Now his surly looks were gone and he was all eager and amazed, and he gazed into Pansiao’s face and the more he looked the more he saw it was she.

“What is the name of my sister-in-law?” he asked.

“Jade,” she said, quickly.

“And what is the number of my brothers?” he asked.

“Two,” she said happily, “Lao Ta and Lao Er, and you are Lao San, and our house is built around a court with a small pond in the middle and there are goldfish in it, and in the summer there is matting over the court and we eat there, all of us together, and my elder brothers’ little boys run to and fro and — and—” she put her hand to her mouth. “Oh poor Orchid,” she whispered, “I have not remembered you for so long and you are dead!”

“The two boys also are dead,” Sheng said shortly.

Pansiao gave a wail of sorrow. “Oh, but they were so pretty, those two little boys!” she wept, “and I remember that the smallest one was so fat and soft when I held him and he always smelled of his mother’s milk, like a little calf!”

There in that strange and lonely place, in a short hour of peace in the middle of the night, with the soldiers sleeping about them and the moans of the wounded in their ears, the brother and sister drew near to each other in longing for the home where they had been born.
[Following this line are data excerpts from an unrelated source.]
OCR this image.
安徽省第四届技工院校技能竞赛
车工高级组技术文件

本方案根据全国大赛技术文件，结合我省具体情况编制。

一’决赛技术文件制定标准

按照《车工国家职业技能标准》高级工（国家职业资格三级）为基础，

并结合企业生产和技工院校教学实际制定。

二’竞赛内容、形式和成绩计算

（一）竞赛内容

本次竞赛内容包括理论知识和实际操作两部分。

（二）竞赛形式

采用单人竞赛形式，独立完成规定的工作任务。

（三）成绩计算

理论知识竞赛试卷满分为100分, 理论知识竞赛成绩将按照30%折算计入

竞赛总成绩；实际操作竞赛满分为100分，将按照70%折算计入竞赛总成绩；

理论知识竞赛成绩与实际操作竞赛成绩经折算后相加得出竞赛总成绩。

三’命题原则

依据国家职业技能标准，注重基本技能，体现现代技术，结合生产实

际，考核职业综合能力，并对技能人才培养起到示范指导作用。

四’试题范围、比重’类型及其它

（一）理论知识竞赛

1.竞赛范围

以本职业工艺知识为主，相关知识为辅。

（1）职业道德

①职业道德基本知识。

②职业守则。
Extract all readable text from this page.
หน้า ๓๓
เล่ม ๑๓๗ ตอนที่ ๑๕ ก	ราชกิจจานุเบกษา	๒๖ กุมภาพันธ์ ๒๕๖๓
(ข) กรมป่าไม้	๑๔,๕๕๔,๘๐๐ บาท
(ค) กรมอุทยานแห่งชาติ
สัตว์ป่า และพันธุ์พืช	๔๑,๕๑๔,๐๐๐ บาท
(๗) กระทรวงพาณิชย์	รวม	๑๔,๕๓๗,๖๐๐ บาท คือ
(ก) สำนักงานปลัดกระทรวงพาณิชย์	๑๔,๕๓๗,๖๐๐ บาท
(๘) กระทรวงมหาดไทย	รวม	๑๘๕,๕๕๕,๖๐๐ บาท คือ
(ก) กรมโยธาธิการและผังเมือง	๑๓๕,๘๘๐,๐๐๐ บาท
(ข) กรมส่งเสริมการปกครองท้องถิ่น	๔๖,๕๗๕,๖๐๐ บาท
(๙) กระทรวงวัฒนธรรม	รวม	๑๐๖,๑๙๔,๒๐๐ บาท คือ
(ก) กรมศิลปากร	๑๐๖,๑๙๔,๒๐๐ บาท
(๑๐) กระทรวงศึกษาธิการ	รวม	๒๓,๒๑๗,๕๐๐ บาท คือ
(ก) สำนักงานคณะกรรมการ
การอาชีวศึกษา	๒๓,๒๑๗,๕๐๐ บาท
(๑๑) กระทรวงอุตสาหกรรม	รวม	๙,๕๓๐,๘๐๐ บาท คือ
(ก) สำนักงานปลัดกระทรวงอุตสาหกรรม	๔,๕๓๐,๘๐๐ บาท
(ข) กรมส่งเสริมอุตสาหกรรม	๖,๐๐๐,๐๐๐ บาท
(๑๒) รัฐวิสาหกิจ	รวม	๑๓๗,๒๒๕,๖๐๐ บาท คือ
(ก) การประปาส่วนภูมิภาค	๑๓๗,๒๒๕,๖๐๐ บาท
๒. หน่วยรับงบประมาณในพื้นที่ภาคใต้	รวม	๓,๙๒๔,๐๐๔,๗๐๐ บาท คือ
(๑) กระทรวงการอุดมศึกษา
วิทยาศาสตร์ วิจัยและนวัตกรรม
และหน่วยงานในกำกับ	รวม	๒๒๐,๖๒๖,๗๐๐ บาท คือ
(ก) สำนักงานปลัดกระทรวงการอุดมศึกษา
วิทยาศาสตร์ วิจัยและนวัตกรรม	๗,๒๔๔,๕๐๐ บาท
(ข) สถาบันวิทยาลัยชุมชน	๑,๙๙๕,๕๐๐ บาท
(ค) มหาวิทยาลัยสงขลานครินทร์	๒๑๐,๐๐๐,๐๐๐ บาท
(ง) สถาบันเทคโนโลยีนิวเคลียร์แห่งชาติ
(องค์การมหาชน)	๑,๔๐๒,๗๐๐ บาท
“Let us find somewhere to sit down,” Mayli said gently.

But where was there to sit in this evil place?

“We must not go near the edge of the wood,” Sheng said. “The snakes are very swift here and deadly. We must stay where we can see the ground clear about us.”

There was a broken truck near them, turned on its side and blasted partly away by an enemy shell, and upon this they sat, Pansiao between Mayli and Sheng. The mosquitoes sang shrilly about their ears and out of the night there came the sounds of the jungle on either side of them, those sharp sounds of restless small beasts, moving through the night, and sometimes they heard the stealthy crackle of twigs bent under the foot of some larger creature. There they sat in the hot moonlight and the memory of that farmhouse so many thousands of miles from here crept into them like a sickness.